Joint SPX-VIX calibration with Gaussian polynomial volatility models: deep pricing with quantization hints

TL;DR

This paper introduces a unified Gaussian polynomial volatility model for joint SPX-VIX calibration, demonstrating that a conventional one-factor Markovian model can outperform more complex rough and non-rough models in fitting implied volatility surfaces.

Contribution

It develops a generic calibration method using functional quantization and neural networks, and identifies a simple Markovian model that outperforms complex models in market data fitting.

Findings

A Markovian model achieves excellent fit to SPX-VIX implied volatilities.

The proposed calibration method is fast and accurate across models.

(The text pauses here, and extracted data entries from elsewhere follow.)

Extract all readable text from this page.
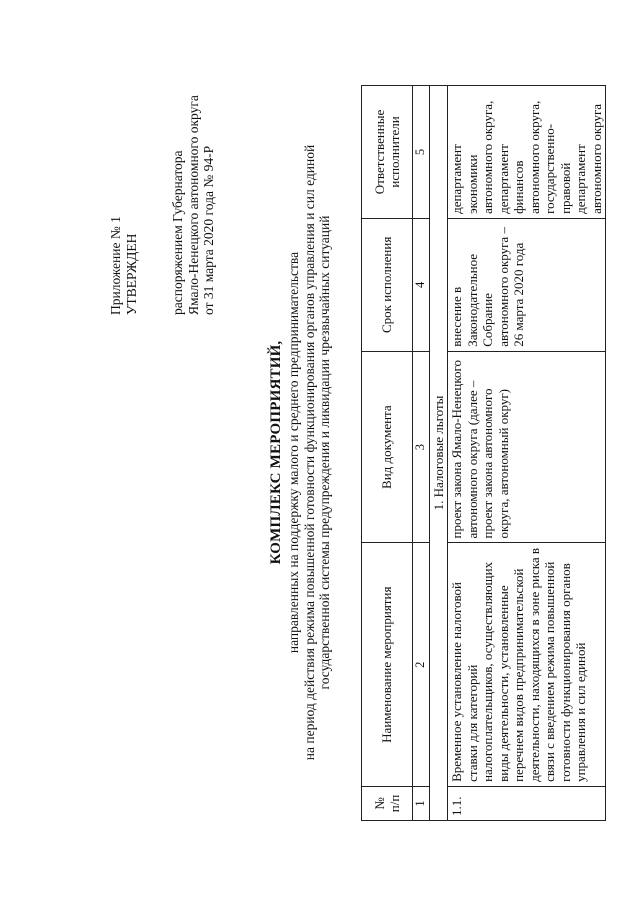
Приложение № 1 УТВЕРЖДЕН распоряжением Губернатора Ямало-Ненецкого автономного округа от 31 марта 2020 года № 94-Р
КОМПЛЕКС МЕРОПРИЯТИЙ, направленных на поддержку малого и среднего предпринимательства на период действия режима повышенной готовности функционирования органов управления и сил единой государственной системы предупреждения и ликвидации чрезвычайных ситуаций
№ п/п	Наименование мероприятия	Вид документа	Срок исполнения	Ответственные исполнители
1	2	3	4	5
1. Налоговые льготы				
1.1.	Временное установление налоговой ставки для категорий налогоплательщиков, осуществляющих виды деятельности, установленные перечнем видов предпринимательской деятельности, находящихся в зоне риска в связи с введением режима повышенной готовности функционирования органов управления и сил единой	проект закона Ямало-Ненецкого автономного округа (далее – проект закона автономного округа, автономный округ)	внесение в Законодательное Собрание автономного округа – 26 марта 2020 года	департамент экономики автономного округа, департамент финансов автономного округа, государственно-правовой департамент автономного округа
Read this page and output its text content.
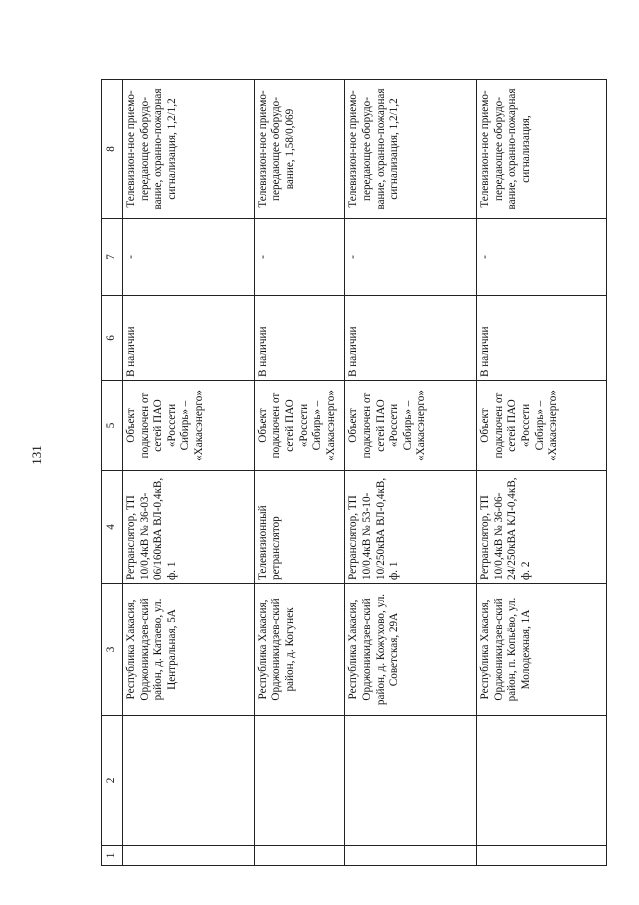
131
1	2	3	4	5	6	7	8
		Республика Хакасия, Орджоникидзев-ский район, д. Катаево, ул. Центральная, 5А	Ретранслятор, ТП 10/0,4кВ № 36-03-06/160кВА ВЛ-0,4кВ, ф. 1	Объект подключен от сетей ПАО «Россети Сибирь» – «Хакасэнерго»	В наличии	-	Телевизион-ное приемо-передающее оборудо-вание, охранно-пожарная сигнализация, 1,2/1,2
		Республика Хакасия, Орджоникидзев-ский район, д. Когунек	Телевизионный ретранслятор	Объект подключен от сетей ПАО «Россети Сибирь» – «Хакасэнерго»	В наличии	-	Телевизион-ное приемо-передающее оборудо-вание, 1,58/0,069
		Республика Хакасия, Орджоникидзев-ский район, д. Кожухово, ул. Советская, 29А	Ретранслятор, ТП 10/0,4кВ № 53-10-10/250кВА ВЛ-0,4кВ, ф. 1	Объект подключен от сетей ПАО «Россети Сибирь» – «Хакасэнерго»	В наличии	-	Телевизион-ное приемо-передающее оборудо-вание, охранно-пожарная сигнализация, 1,2/1,2
		Республика Хакасия, Орджоникидзев-ский район, п. Копьёво, ул. Молодежная, 1А	Ретранслятор, ТП 10/0,4кВ № 36-06-24/250кВА КЛ-0,4кВ, ф. 2	Объект подключен от сетей ПАО «Россети Сибирь» – «Хакасэнерго»	В наличии	-	Телевизион-ное приемо-передающее оборудо-вание, охранно-пожарная сигнализация,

The simple Markovian model outperforms rough and non-rough models in all market conditions.

Abstract

We consider the joint SPX-VIX calibration within a general class of Gaussian polynomial volatility models in which the volatility of the SPX is assumed to be a polynomial function of a Gaussian Volterra process defined as a stochastic convolution between a kernel and a Brownian motion. By performing joint calibration to daily SPX-VIX implied volatility surface data between 2012 and 2022, we compare the empirical performance of different kernels and their associated Markovian and non-Markovian models, such as rough and non-rough path-dependent volatility models. In order to ensure an efficient calibration and a fair comparison between the models, we develop a generic unified method in our class of models for fast and accurate pricing of SPX and VIX derivatives based on functional quantization and Neural Networks. For the first time, we identify a \textit{conventional one-factor Markovian continuous stochastic volatility model} that is able to achieve remarkable fits of the implied volatility surfaces of the SPX and VIX together with the term structure of VIX futures. What is even more remarkable is that our conventional one-factor Markovian continuous stochastic volatility model outperforms, in all market conditions, its rough and non-rough path-dependent counterparts with the same number of parameters.